Wer die Wahl hat, hat die Qual. Aber interessierte angehende Studenten brauchen bei der Berufs- und Studienwahl nicht blind im Trüben zu fischen. Schließlich gibt es Anhaltspunkte, die helfen können.
Insgesamt 8800 grundständige Studienmöglichkeiten und 4288 weiterführende verzeichnete die Hochschulrektorenkonferenz im Juli 2008. Wie soll man sich da nur entscheiden? Sicher, die Studienwahl beeinflusst die spätere Berufsrichtung und die -chancen auf dem Arbeitsmarkt.

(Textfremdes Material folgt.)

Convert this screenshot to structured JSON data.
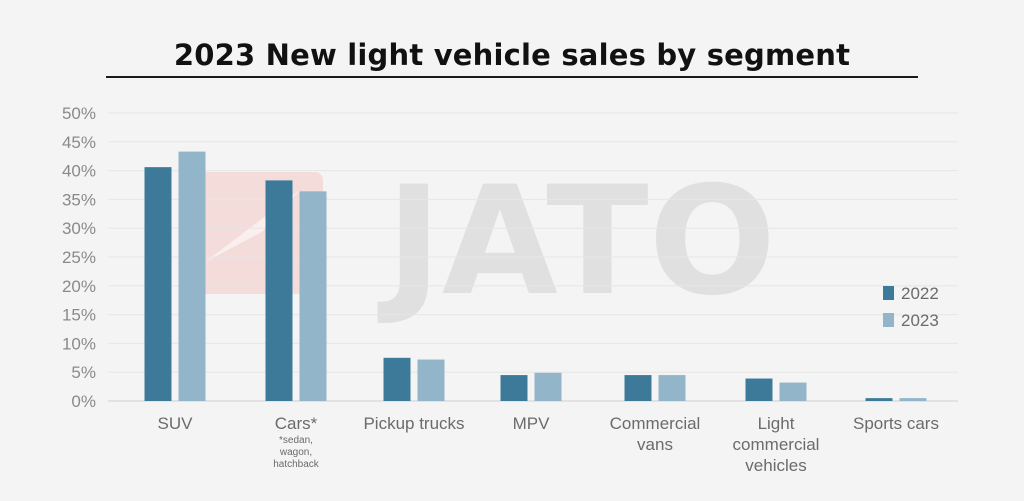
{
  "chart_data": {
    "type": "bar",
    "title": "2023 New light vehicle sales by segment",
    "categories": [
      "SUV",
      "Cars*",
      "Pickup trucks",
      "MPV",
      "Commercial vans",
      "Light commercial vehicles",
      "Sports cars"
    ],
    "category_label_lines": [
      [
        "SUV"
      ],
      [
        "Cars*"
      ],
      [
        "Pickup trucks"
      ],
      [
        "MPV"
      ],
      [
        "Commercial",
        "vans"
      ],
      [
        "Light",
        "commercial",
        "vehicles"
      ],
      [
        "Sports cars"
      ]
    ],
    "notes": {
      "Cars*": [
        "*sedan,",
        "wagon,",
        "hatchback"
      ]
    },
    "series": [
      {
        "name": "2022",
        "color": "#3d7a9a",
        "values": [
          40.6,
          38.3,
          7.5,
          4.5,
          4.5,
          3.9,
          0.5
        ]
      },
      {
        "name": "2023",
        "color": "#93b5ca",
        "values": [
          43.3,
          36.4,
          7.2,
          4.9,
          4.5,
          3.2,
          0.5
        ]
      }
    ],
    "y_ticks": [
      "0%",
      "5%",
      "10%",
      "15%",
      "20%",
      "25%",
      "30%",
      "35%",
      "40%",
      "45%",
      "50%"
    ],
    "ylim": [
      0,
      50
    ],
    "ylabel": "",
    "xlabel": "",
    "grid": true,
    "legend_position": "right",
    "watermark": "JATO"
  }
}
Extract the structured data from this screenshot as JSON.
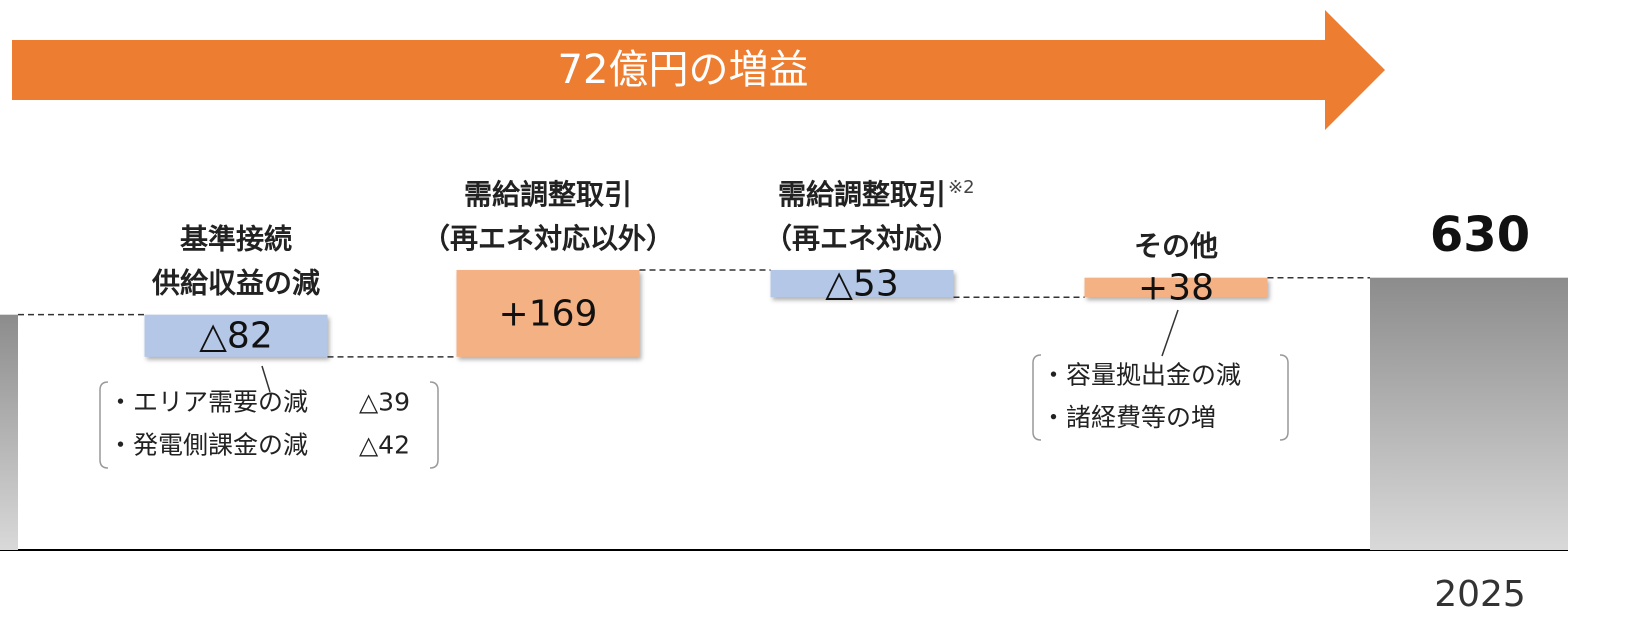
{
  "chart_data": {
    "type": "waterfall",
    "title": "72億円の増益",
    "categories": [
      [
        "基準接続",
        "供給収益の減"
      ],
      [
        "需給調整取引",
        "（再エネ対応以外）"
      ],
      [
        "需給調整取引",
        "（再エネ対応）"
      ],
      [
        "その他"
      ]
    ],
    "category_notes": [
      null,
      null,
      "※2",
      null
    ],
    "values": [
      -82,
      169,
      -53,
      38
    ],
    "value_labels": [
      "△82",
      "+169",
      "△53",
      "+38"
    ],
    "start": 558,
    "total": 630,
    "total_category": "2025",
    "ylim": [
      100,
      680
    ],
    "increase_color": "#f4b183",
    "decrease_color": "#b4c7e7",
    "breakdowns": [
      [
        {
          "label": "・エリア需要の減",
          "value": -39,
          "value_label": "△39"
        },
        {
          "label": "・発電側課金の減",
          "value": -42,
          "value_label": "△42"
        }
      ],
      null,
      null,
      [
        {
          "label": "・容量拠出金の減"
        },
        {
          "label": "・諸経費等の増"
        }
      ]
    ]
  }
}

Aber erst einmal gilt: Panik hat noch niemandem geholfen und, so viele negative Folgen eine schlechte Studienwahl auch mit sich bringen mag: Sie lässt sich zur Not immer noch verändern. Auch wenn alle anderen bei ihrer Studienwahl schon wissen, dass sie Arzt, Geschäftsführer oder Journalist werden wollen – irgendwer muss ja auch die Felder besetzen, die (noch) keiner kennt.
Studienwahl Philosophie: studieren und reich werden
Die Studienwahl ist nicht gleichzusetzen mit der Berufswahl, aber sie stellt wichtige Weichen. Wer beispielsweise Philosophie studiert, sollte sich überlegen, dass die materielle Absicherung und die Berufsaussichten dabei so eine Sache sind. Das heißt nicht, dass man mit Philosophie keine Berufsaussichten oder Verdienstmöglichkeiten hätte, nur dass sie weniger nahe liegend sind, als bei einer anderen Studienwahl und man mit einer gewissen Unsicherheit leben muss.

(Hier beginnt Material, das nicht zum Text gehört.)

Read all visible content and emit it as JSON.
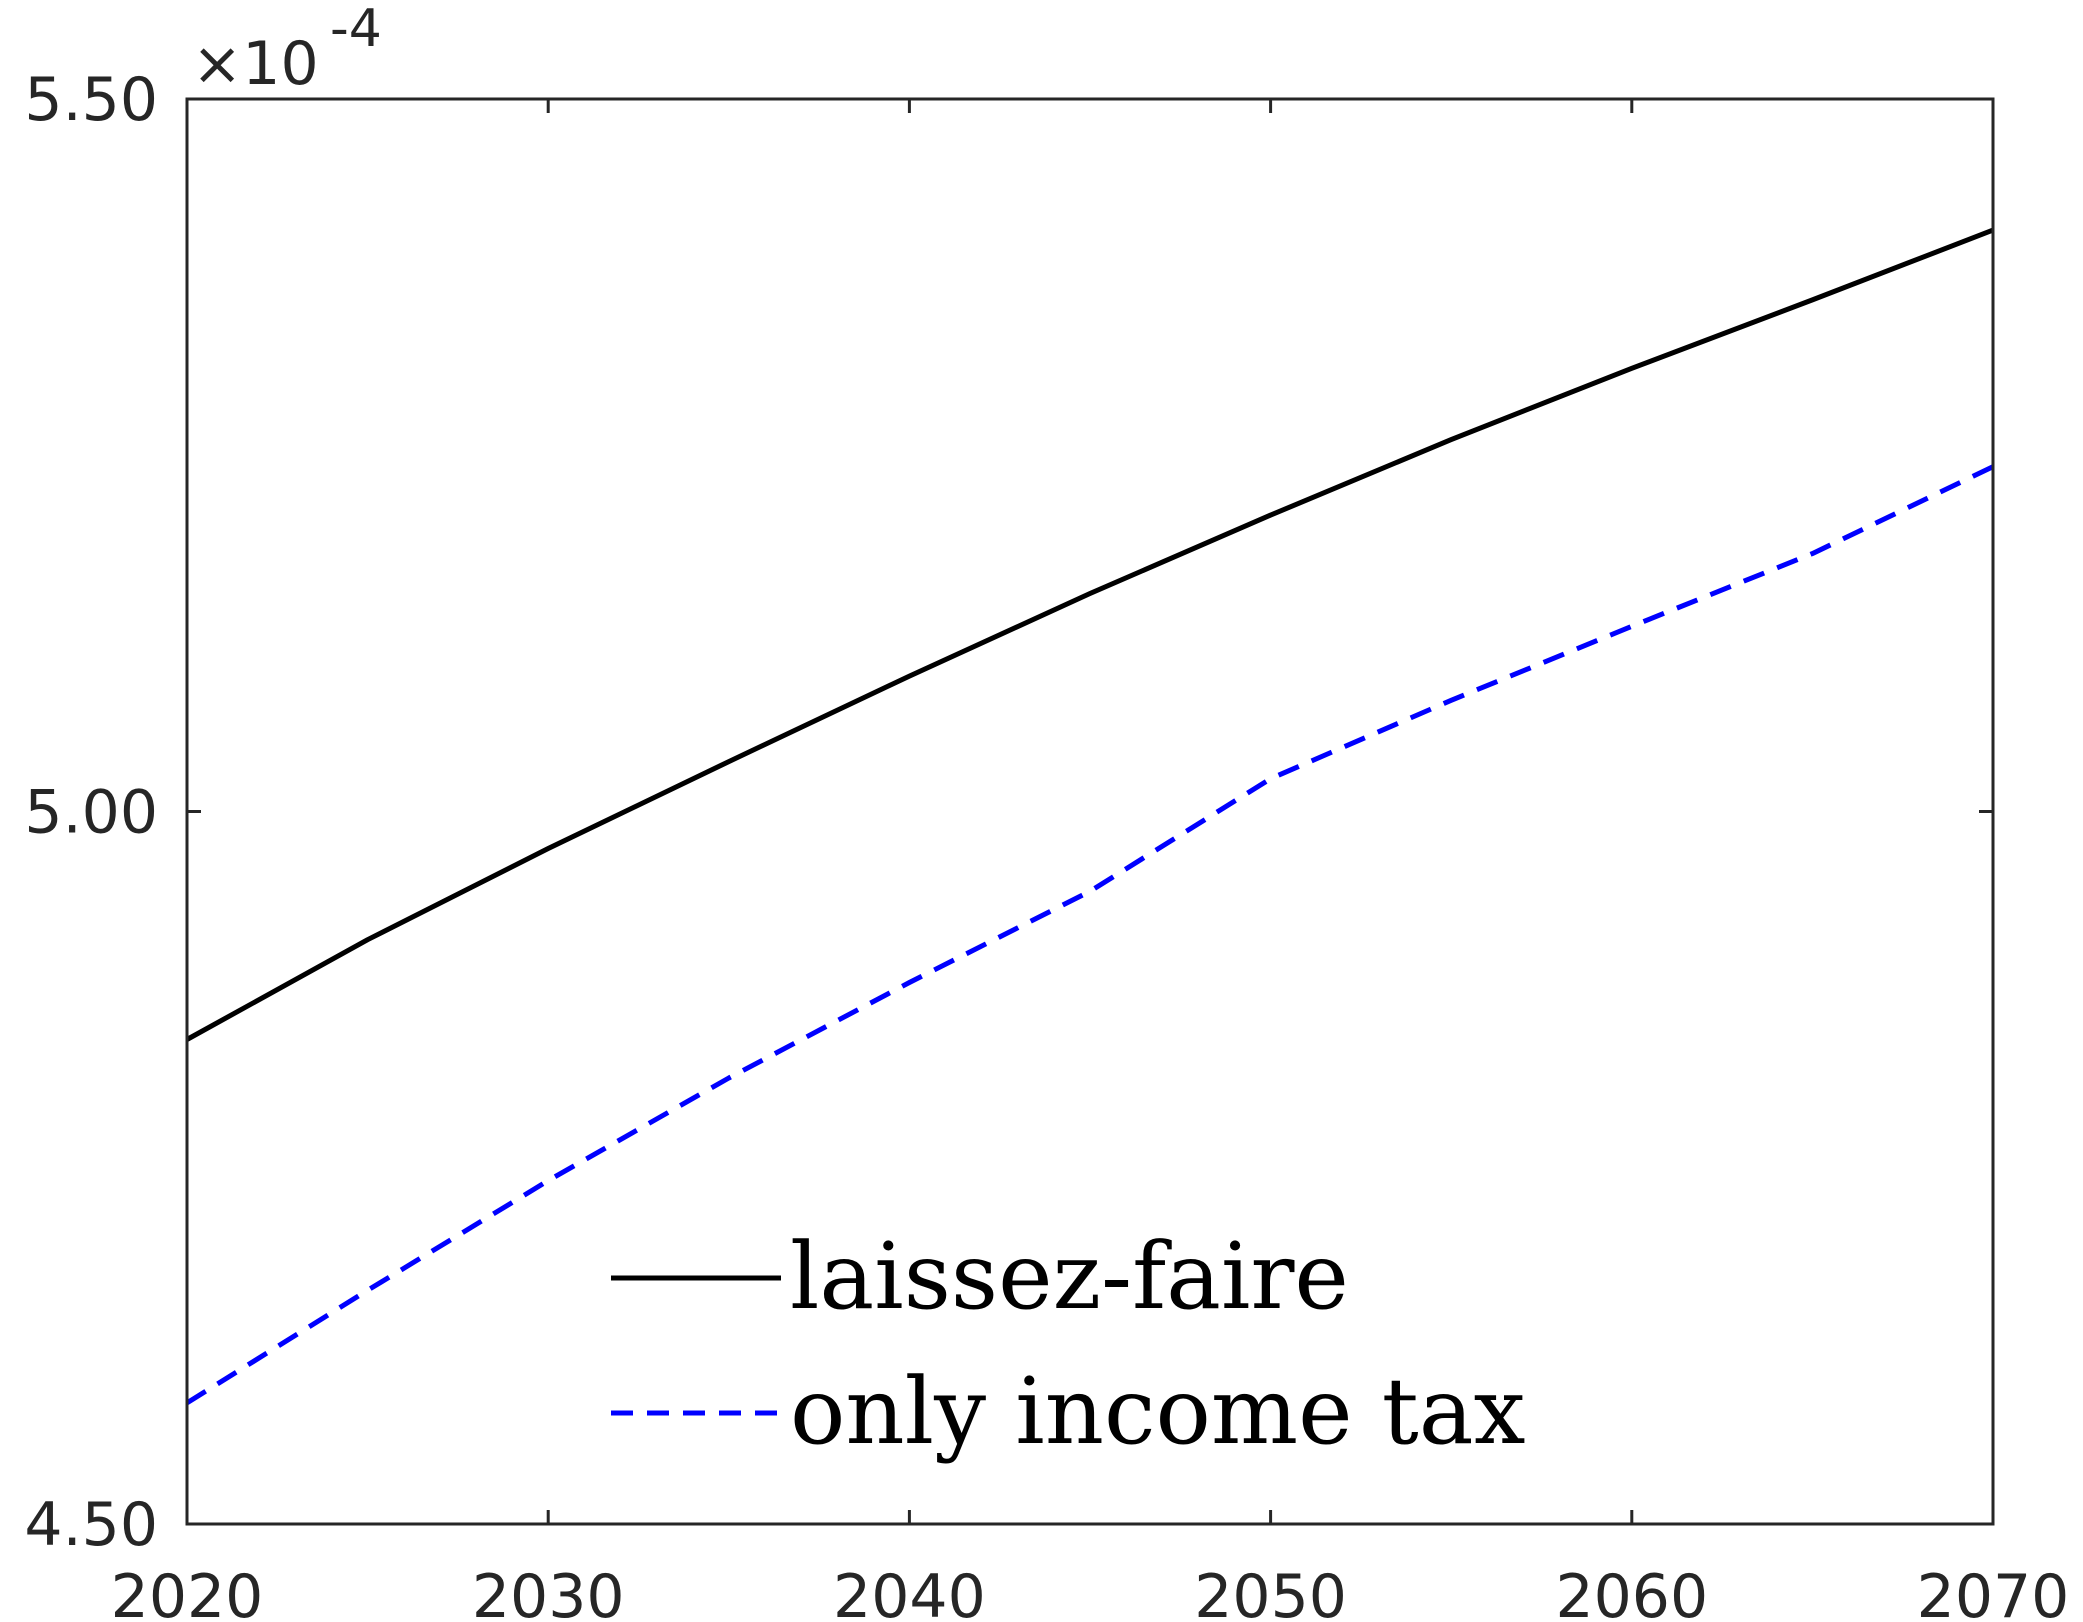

Natürlich kann man sich das Philosophie-Studium bewusst zur Selbst- oder Interessenentfaltung gönnen. Die einen finanzieren eine solche Studienwahl durch einen Job, die anderen mithilfe der Eltern. Man sollte sich bei seiner Studienwahl nur vorher die materiellen und (längerfristigen) sozialen Konsequenzen bewusst machen, damit später keine Reue aufkommt.

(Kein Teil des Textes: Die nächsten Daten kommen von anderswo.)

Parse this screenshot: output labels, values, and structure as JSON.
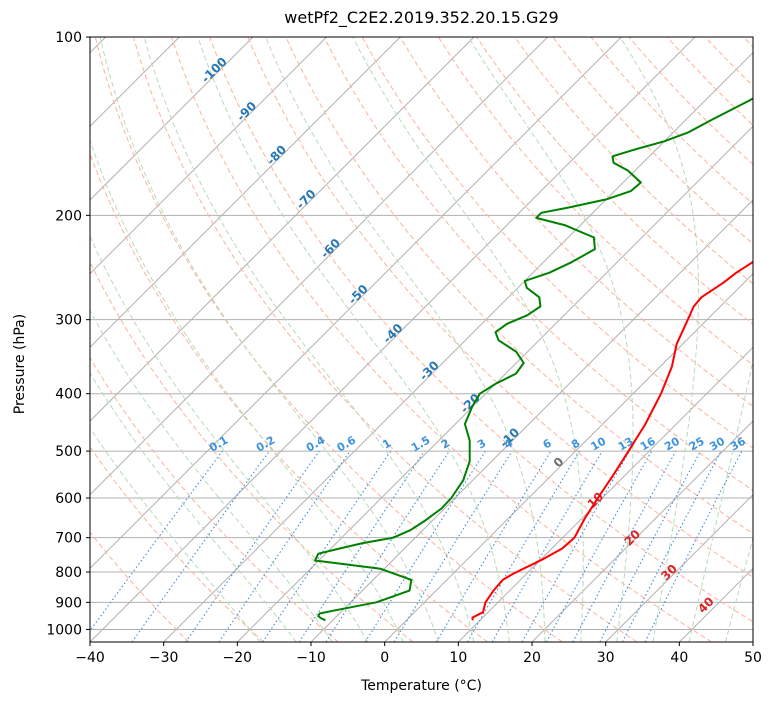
{
  "chart_data": {
    "type": "line",
    "title": "wetPf2_C2E2.2019.352.20.15.G29",
    "xlabel": "Temperature (°C)",
    "ylabel": "Pressure (hPa)",
    "xlim": [
      -40,
      50
    ],
    "ylim": [
      1050,
      100
    ],
    "y_scale": "log",
    "grid": true,
    "x_ticks": [
      "−40",
      "−30",
      "−20",
      "−10",
      "0",
      "10",
      "20",
      "30",
      "40",
      "50"
    ],
    "y_ticks": [
      "100",
      "200",
      "300",
      "400",
      "500",
      "600",
      "700",
      "800",
      "900",
      "1000"
    ],
    "skew_isotherms": true,
    "series": [
      {
        "color": "#ff0000",
        "points": [
          [
            9.0,
            965
          ],
          [
            8.6,
            955
          ],
          [
            9.3,
            935
          ],
          [
            8.3,
            900
          ],
          [
            7.8,
            860
          ],
          [
            7.6,
            825
          ],
          [
            8.2,
            805
          ],
          [
            10.3,
            760
          ],
          [
            11.4,
            730
          ],
          [
            11.6,
            700
          ],
          [
            10.4,
            650
          ],
          [
            9.4,
            600
          ],
          [
            8.4,
            550
          ],
          [
            7.2,
            500
          ],
          [
            5.8,
            450
          ],
          [
            3.8,
            400
          ],
          [
            1.6,
            360
          ],
          [
            -0.8,
            330
          ],
          [
            -2.6,
            300
          ],
          [
            -3.6,
            285
          ],
          [
            -3.8,
            275
          ],
          [
            -2.8,
            260
          ],
          [
            -2.4,
            250
          ],
          [
            -0.8,
            230
          ],
          [
            1.2,
            215
          ],
          [
            3.8,
            200
          ],
          [
            6.2,
            180
          ],
          [
            8.6,
            165
          ],
          [
            9.8,
            155
          ],
          [
            10.2,
            145
          ],
          [
            10.0,
            130
          ],
          [
            10.6,
            115
          ],
          [
            13.8,
            105
          ],
          [
            15.0,
            100
          ]
        ]
      },
      {
        "color": "#008000",
        "points": [
          [
            -11.0,
            965
          ],
          [
            -11.8,
            958
          ],
          [
            -12.5,
            950
          ],
          [
            -12.7,
            940
          ],
          [
            -11.3,
            930
          ],
          [
            -6.5,
            900
          ],
          [
            -3.6,
            860
          ],
          [
            -4.8,
            825
          ],
          [
            -10.5,
            790
          ],
          [
            -20.5,
            765
          ],
          [
            -21.0,
            745
          ],
          [
            -18.8,
            730
          ],
          [
            -16.4,
            715
          ],
          [
            -13.0,
            700
          ],
          [
            -11.7,
            680
          ],
          [
            -11.0,
            655
          ],
          [
            -10.4,
            625
          ],
          [
            -10.5,
            600
          ],
          [
            -11.3,
            560
          ],
          [
            -13.0,
            520
          ],
          [
            -15.8,
            480
          ],
          [
            -18.7,
            450
          ],
          [
            -20.1,
            420
          ],
          [
            -20.8,
            400
          ],
          [
            -20.0,
            385
          ],
          [
            -18.6,
            370
          ],
          [
            -19.0,
            355
          ],
          [
            -21.5,
            340
          ],
          [
            -25.5,
            325
          ],
          [
            -27.0,
            315
          ],
          [
            -26.6,
            305
          ],
          [
            -25.0,
            295
          ],
          [
            -24.4,
            285
          ],
          [
            -25.8,
            275
          ],
          [
            -28.8,
            265
          ],
          [
            -30.0,
            258
          ],
          [
            -27.8,
            250
          ],
          [
            -26.2,
            240
          ],
          [
            -24.8,
            228
          ],
          [
            -26.5,
            218
          ],
          [
            -32.0,
            208
          ],
          [
            -37.0,
            202
          ],
          [
            -37.0,
            198
          ],
          [
            -34.0,
            194
          ],
          [
            -30.0,
            188
          ],
          [
            -27.8,
            182
          ],
          [
            -27.6,
            176
          ],
          [
            -31.0,
            168
          ],
          [
            -34.0,
            163
          ],
          [
            -35.0,
            159
          ],
          [
            -33.0,
            155
          ],
          [
            -30.0,
            150
          ],
          [
            -28.0,
            145
          ],
          [
            -26.5,
            138
          ],
          [
            -24.0,
            128
          ],
          [
            -22.0,
            118
          ],
          [
            -20.3,
            110
          ],
          [
            -19.0,
            103
          ],
          [
            -18.4,
            100
          ]
        ]
      }
    ],
    "dry_adiabat_labels": [
      "-100",
      "-90",
      "-80",
      "-70",
      "-60",
      "-50",
      "-40",
      "-30",
      "-20",
      "-10"
    ],
    "mixing_ratio_labels": [
      "0.1",
      "0.2",
      "0.4",
      "0.6",
      "1",
      "1.5",
      "2",
      "3",
      "4",
      "6",
      "8",
      "10",
      "13",
      "16",
      "20",
      "25",
      "30",
      "36"
    ],
    "moist_adiabat_labels": [
      "0",
      "10",
      "20",
      "30",
      "40"
    ],
    "colors": {
      "isotherm": "#b0b0b0",
      "dry_adiabat": "#ffb19a",
      "moist_adiabat": "#b5dcb5",
      "mixing_ratio": "#3c8fdc",
      "dry_label": "#2878b5",
      "mixing_label": "#3c93e0",
      "moist_label_zero": "#707070",
      "moist_label": "#d62728",
      "wet_bulb_curve": "#e3ccb0"
    }
  }
}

Viele Wege führen zur richtigen Studienwahl
Daneben gibt es bei der Studienwahl Möglichkeiten, seinen Interessen durch die Wahl eines eher abstrakten Studiums nachzugehen und zugleich die materielle Zukunft im Auge zu behalten: Entweder ich sammele nebenher berufsrelevante Erfahrungen (Praktika) und Qualifikationen (beispielsweise über ein zweites Studienfach). Oder ich strebe den Weg in die Forschung an, der allerdings häufig steinig ist.
Jedes Leben und jeder Mensch sind unterschiedlich. Es gibt also nicht eine „richtige“ oder „falsche“ Studien- und Berufswahl. Nur eine bedachte und eine weniger bedachte. Das, worauf ich vorbereitet bin, kann mich nicht kalt von hinten erwischen.